Artists, make sure you have a photo print, an audio recording, a CD or DVD, of your creation. A digital copy will not last the test of time.
Patrick Somerville, show runner of that marvelous, scary series “Station Eleven,” knows the fickleness of financing and digital media. I had to chuckle at one of Somerville’s ruminations.
”If Station Eleven ever disappears,” he tweeted late in 2022, “I promise to purchase one acre of land somewhere in the Mojave desert and just play it on loop, projected on a rock, forever.”
The series reprises the 2014 book with the same name by Emily St. John Mandel. So, even if the series gets lost in the ether, molders away on some unsupported form of storage or fizzles when the electricity is cut off from a storage site,, the book is still there.

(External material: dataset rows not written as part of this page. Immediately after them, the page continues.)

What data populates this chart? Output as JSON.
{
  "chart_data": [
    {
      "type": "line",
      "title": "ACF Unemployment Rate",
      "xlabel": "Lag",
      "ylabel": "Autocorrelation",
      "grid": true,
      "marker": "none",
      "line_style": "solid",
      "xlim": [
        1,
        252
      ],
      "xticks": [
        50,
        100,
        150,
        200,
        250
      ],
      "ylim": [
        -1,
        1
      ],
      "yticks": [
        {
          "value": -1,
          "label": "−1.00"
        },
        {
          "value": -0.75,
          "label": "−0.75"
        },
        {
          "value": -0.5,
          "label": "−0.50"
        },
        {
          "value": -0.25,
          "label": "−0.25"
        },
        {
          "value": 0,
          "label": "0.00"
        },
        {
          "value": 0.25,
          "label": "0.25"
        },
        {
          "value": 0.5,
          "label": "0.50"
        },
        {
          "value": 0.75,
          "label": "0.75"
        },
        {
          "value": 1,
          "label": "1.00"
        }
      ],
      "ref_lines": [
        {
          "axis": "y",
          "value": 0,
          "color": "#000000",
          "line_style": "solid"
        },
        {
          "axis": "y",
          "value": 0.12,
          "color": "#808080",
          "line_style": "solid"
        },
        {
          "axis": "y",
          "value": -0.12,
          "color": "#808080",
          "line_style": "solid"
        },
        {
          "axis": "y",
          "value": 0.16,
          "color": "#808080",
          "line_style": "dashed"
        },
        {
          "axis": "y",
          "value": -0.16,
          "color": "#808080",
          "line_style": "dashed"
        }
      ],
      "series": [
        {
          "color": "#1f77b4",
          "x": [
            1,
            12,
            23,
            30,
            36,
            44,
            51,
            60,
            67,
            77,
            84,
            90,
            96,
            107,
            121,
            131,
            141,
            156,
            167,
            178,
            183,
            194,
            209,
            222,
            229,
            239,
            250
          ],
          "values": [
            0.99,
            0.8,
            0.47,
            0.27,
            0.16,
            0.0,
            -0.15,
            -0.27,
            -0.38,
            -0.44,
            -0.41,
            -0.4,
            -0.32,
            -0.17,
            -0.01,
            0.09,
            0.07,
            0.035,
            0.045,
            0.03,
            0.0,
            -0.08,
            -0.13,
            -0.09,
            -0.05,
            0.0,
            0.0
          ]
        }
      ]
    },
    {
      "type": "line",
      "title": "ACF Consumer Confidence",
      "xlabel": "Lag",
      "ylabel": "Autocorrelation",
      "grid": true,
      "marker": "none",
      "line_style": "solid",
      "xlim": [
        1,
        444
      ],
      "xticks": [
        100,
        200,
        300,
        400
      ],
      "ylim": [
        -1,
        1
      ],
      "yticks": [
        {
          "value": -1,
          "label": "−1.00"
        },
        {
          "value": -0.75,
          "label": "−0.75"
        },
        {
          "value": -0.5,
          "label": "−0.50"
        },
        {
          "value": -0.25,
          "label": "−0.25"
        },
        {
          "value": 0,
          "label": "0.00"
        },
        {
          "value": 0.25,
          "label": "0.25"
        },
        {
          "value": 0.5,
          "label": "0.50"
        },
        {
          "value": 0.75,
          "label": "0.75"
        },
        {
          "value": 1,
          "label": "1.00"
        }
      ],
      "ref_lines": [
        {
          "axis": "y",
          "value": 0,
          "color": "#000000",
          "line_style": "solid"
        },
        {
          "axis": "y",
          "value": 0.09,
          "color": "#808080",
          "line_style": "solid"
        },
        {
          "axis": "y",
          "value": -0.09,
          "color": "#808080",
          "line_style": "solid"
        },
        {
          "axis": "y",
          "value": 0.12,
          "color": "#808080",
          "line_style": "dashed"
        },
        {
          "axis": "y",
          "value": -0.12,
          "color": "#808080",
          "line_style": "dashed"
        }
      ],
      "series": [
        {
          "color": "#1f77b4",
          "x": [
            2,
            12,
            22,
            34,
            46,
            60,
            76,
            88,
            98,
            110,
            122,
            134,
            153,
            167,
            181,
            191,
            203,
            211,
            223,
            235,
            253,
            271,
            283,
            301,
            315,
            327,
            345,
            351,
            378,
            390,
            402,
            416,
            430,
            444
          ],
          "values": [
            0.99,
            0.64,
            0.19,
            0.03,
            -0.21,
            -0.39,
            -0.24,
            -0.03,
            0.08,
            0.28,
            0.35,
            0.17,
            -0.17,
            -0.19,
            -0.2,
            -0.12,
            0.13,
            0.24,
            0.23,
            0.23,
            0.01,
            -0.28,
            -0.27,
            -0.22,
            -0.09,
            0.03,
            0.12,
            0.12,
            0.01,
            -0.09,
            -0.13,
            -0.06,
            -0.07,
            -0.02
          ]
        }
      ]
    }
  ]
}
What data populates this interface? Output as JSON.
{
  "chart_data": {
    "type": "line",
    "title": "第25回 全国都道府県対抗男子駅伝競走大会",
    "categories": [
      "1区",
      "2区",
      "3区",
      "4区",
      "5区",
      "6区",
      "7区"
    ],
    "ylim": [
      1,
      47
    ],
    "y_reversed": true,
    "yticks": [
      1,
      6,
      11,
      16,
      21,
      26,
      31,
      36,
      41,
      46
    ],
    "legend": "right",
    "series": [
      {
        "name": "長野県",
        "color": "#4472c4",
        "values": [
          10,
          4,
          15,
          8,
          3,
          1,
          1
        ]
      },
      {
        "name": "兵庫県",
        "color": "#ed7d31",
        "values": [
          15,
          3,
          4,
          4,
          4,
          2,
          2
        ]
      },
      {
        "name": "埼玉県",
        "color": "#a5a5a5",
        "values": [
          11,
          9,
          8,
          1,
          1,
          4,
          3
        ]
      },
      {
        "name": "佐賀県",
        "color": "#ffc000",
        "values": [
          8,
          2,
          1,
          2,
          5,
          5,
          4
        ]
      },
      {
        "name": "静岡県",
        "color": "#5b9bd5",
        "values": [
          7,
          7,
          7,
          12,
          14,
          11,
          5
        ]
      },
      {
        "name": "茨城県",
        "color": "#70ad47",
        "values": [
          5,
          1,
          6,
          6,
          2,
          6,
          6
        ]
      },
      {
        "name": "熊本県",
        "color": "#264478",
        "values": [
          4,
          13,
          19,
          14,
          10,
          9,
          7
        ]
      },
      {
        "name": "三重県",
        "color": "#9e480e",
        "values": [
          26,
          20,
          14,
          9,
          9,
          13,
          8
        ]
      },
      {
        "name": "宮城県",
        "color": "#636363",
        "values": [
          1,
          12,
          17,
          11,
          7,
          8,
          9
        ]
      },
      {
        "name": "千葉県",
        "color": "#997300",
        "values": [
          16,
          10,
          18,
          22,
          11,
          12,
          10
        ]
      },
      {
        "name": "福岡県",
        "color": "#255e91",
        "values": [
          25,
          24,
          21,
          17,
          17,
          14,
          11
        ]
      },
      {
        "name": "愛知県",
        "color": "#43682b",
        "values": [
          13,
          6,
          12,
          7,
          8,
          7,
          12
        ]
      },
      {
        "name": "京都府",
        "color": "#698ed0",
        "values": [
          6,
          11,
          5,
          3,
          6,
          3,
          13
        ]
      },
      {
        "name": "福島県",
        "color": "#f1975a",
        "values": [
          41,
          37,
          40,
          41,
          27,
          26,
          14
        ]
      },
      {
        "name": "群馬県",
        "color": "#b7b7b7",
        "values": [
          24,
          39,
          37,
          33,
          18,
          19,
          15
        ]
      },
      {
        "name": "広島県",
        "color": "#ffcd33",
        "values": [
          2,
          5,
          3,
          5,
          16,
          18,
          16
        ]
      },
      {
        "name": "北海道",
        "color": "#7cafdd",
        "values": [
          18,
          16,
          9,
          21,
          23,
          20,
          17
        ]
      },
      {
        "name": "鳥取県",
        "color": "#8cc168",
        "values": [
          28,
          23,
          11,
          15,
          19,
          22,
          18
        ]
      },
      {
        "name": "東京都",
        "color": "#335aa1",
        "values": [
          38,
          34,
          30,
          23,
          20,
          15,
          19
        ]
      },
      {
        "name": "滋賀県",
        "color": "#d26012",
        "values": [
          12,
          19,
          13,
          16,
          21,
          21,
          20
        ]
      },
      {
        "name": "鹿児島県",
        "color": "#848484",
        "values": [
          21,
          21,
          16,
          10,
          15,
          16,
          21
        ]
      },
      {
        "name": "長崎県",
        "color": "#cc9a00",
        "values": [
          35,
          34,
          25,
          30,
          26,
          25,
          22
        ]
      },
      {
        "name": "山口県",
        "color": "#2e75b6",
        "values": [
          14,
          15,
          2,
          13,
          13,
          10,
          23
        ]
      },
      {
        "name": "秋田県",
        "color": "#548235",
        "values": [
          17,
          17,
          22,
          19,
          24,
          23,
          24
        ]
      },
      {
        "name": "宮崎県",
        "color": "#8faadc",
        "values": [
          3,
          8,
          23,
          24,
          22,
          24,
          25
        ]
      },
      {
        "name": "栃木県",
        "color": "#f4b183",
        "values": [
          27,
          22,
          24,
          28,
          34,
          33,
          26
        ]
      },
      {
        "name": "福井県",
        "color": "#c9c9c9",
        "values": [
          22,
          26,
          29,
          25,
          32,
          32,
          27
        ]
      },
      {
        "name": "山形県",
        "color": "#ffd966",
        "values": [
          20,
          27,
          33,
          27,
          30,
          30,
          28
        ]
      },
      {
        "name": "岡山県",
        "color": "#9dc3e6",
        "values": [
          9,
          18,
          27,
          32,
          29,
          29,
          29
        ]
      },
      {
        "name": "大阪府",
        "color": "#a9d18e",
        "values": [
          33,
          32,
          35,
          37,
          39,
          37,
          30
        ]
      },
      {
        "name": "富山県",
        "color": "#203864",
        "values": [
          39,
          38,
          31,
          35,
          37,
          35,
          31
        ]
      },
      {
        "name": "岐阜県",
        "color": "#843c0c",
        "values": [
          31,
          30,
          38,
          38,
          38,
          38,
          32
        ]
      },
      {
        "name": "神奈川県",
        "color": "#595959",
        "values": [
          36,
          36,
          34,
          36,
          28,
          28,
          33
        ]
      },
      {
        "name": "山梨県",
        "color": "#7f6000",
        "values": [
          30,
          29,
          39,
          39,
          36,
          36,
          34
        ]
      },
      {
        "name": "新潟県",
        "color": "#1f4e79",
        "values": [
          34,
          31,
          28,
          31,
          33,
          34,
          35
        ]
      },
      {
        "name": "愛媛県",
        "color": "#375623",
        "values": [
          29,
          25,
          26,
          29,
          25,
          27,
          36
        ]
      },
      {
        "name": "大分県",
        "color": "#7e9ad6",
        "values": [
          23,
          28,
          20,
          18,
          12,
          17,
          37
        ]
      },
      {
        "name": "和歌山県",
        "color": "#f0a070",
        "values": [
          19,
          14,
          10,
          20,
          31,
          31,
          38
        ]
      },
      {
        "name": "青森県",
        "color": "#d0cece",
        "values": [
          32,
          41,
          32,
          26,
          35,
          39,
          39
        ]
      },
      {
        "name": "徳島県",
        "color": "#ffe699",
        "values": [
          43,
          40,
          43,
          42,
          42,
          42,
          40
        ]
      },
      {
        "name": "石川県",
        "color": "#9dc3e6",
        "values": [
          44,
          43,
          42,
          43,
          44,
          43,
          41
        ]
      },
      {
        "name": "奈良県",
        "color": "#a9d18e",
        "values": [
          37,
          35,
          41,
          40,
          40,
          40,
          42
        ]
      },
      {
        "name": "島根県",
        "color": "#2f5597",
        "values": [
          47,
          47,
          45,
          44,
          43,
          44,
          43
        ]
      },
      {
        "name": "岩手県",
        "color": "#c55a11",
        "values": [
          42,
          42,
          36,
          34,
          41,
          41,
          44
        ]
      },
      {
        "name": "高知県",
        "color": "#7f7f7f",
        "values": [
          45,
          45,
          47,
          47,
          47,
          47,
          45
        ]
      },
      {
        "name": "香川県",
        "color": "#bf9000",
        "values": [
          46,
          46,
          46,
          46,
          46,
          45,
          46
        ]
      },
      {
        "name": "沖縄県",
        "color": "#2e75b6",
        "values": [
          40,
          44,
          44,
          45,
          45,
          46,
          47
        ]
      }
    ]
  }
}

That book is worth placing near the top of your reading lists.
The story? After a pandemic wipes out almost everyone on the globe, readers are dropped into a tale of a wandering troupe of actors who must scavenge and be ready to kill to stay alive to perform their interpretations of Shakespeare. The troupe also strives to keep musical performances alive. The author explores the costs of the loss of the society, the people we so treasure and the artifacts that society creates.
It’s a good read. It takes a well-worn literary scenario in a different direction. Beyond that, contemplating the world of that novel, a reader will grapple with the thorny issues of what is worth preserving in the event of a catastrophe.
That line of thought is well worth exploring.
That’s one reason I stick with real books and CDs — with a CD player. I suppose it’s a little (1) old-fogey-ish or (2) over the top and just slightly paranoid, but there we are. Making hard copies of best blog entries isn’t a bad idea, either. I’ve had the experience of WordPress going down, and both posts and drafts disappearing.